Thursday 21 October 2010

I love Katie Waissal from the X Factor, I don't watch the show, but the acts I want to see I look up on Youtube. To be honest im not crazy about her singing, but I love her outfits and she is absolutely stunning. Thought id balance out my blog abit, thought I needed a shallow post after my 'Samaritans conference' one.

Saturday 16 October 2010


I woke up this morning rocking the La Roux look, I feel priveliged to reveal it here.

Saturday 9 October 2010

Two weekends ago I went to Samaritans 50th annual conference weekend. I'd been told afew months previous about this weekend and about 'Sophie Andrews' (the chair of Samaritans, shes the one on the right).

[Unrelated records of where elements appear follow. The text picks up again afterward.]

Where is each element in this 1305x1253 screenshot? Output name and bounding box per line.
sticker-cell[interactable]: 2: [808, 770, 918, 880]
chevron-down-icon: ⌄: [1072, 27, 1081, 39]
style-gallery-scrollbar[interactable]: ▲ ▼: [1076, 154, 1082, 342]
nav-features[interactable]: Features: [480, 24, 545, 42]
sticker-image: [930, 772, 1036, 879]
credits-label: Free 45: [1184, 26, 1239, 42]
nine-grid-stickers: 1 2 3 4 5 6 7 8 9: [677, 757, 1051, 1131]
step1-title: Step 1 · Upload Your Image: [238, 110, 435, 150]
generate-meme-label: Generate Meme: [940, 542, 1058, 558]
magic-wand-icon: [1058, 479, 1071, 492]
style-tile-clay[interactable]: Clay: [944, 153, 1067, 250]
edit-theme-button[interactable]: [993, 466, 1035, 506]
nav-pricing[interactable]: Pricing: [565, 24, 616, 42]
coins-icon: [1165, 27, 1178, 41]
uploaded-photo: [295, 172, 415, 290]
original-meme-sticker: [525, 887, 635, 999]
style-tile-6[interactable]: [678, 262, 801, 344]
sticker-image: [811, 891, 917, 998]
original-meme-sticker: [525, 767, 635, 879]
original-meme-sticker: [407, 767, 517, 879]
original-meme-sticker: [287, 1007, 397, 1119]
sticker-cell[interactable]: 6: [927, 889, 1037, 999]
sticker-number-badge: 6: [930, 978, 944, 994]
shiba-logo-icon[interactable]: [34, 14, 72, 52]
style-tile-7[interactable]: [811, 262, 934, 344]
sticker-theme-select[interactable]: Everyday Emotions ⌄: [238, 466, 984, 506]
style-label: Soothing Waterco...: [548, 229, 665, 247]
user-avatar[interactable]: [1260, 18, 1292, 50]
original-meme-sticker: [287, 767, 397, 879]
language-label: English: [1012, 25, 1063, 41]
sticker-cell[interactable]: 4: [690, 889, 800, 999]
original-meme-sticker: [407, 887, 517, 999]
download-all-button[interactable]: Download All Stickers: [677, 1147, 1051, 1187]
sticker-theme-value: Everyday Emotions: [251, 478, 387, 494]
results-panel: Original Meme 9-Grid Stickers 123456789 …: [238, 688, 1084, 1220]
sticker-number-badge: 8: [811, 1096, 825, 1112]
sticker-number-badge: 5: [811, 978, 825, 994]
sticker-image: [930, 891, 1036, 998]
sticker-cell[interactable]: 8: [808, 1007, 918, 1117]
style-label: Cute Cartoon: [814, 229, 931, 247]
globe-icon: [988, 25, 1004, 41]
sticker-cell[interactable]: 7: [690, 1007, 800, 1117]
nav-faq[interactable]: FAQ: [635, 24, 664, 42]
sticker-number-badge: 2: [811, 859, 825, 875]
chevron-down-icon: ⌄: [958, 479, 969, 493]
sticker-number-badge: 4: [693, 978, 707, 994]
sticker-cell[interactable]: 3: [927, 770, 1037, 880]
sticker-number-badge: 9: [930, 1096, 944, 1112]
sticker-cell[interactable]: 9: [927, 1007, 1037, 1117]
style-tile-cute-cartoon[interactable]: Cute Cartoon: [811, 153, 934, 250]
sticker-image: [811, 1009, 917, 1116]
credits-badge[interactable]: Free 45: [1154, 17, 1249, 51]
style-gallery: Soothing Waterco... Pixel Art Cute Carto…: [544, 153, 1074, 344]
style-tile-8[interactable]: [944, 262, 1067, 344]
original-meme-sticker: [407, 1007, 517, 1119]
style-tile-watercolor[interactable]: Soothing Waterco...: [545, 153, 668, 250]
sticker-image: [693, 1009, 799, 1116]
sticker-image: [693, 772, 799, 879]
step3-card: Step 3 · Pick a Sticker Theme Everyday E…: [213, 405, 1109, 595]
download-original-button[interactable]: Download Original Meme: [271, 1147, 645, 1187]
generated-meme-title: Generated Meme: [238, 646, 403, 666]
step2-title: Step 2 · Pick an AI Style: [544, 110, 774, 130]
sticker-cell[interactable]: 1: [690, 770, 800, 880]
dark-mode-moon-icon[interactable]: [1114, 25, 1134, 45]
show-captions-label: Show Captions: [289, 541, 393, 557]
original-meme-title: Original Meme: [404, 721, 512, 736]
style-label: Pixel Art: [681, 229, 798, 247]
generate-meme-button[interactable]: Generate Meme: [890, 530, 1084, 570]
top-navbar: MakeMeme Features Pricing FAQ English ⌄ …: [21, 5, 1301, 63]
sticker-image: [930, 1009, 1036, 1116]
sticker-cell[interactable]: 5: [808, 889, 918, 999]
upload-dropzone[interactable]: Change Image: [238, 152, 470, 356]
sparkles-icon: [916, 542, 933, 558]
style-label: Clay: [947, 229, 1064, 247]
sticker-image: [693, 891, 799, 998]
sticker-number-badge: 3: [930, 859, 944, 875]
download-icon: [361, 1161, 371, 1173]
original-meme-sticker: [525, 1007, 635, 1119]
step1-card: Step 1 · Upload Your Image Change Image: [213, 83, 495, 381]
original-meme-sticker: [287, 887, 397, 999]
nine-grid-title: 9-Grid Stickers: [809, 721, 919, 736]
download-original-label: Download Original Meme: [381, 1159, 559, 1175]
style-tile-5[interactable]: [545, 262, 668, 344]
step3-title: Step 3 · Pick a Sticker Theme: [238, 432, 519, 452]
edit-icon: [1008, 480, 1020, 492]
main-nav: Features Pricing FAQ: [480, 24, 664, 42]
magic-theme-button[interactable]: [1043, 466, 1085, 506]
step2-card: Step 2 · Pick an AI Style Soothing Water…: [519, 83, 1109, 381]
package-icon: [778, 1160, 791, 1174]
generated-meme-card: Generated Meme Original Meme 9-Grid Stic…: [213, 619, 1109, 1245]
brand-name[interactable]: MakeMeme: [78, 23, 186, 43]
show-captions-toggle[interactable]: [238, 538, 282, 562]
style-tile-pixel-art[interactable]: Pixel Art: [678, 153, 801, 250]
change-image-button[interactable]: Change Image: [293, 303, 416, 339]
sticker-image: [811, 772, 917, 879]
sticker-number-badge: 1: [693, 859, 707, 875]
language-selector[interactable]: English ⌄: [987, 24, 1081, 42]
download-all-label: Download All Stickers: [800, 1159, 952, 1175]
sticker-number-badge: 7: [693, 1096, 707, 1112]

I was told she was a Samaritans caller and wrote a book about her life, and that is was an extremely poignant story. Intruigued, I borrowed the book from a fellow Samaritan (I blogged about the book a while back) I read the book in three days. Bla bla bla. SO, the book fucked me up abit and then I was insanely hestitant and apprehensive about meeting her at the conference. I attended the conference as planned, when we arrived we all had a formal welcome by Sophie. Although this particular situation isn't likely to be seen as emotional and overwhelming, it was. I can't explain how I felt as she stood behind the microphone, poised so collectively delivering her well thought out piece. I think an immediate sense of envy flowed through me, I envy her courage and thirst for life which she clearly presented to everyone as she showed her appreciation of our attendance. A woman driven by such sad circumstances completely turns the potentially life ruining experiences into life changing actions. Later on that night I walked past her in the corridor, as soon as I saw her I was telling myself 'go and speak to her, go and speak to her', it took all my strength to manage to walk up to her and speak to her than I can ever begin to explain. I walked up to her and told her how much I admire her, sounding like a complete twat also confessing how long I had been stood outside trying to pluck up the courage to speak to her. She asked me about why I became a Samaritan etc and gave me a hug. I felt honoured to be in the same room as her, for her to speak to me and show such care meant more than anything in the world. I am crying fucking writing this, words cannot explain how much meeting Sophie and learning about her life story and learning about her new life overcoming such a horrific childhood changed my life.

Wednesday 6 October 2010

I cannot express how excited I am for series seven of Peep Show. Omfg. Take me now mitchell and webb.
I've just been having a very 'sex and the city' style think. I was sat eating my chicken soup thinking about relationships and how much analysing I do when I become involved with someone new. I spend so much time analysing myself and even more so, the other person, trying to work out what they're about and what kind of person they are and why. Although I realise bringing up their 'ex's' isn't appropriate if done 5864 times in a day, I tend to find it very difficult not to, I seem to enjoy condradicting myself but ill continue... I think its very interesting and educating to hear about their ex, 1. so I know how they treated them 2. to know how they tolerated it 3. how time was spent together 4. how close they were eg arguements etc. All this is very intriguing while at the same time, shouldn't every relationship be a new beginning and a new start on both parts? I think every relationship shapes our next one, influencing it massively, and we change so much. I don't know how to conclude this, and to be honest this blog has NO real hypothesis but I think I just needed to write all this bullshit down. Have a nice day!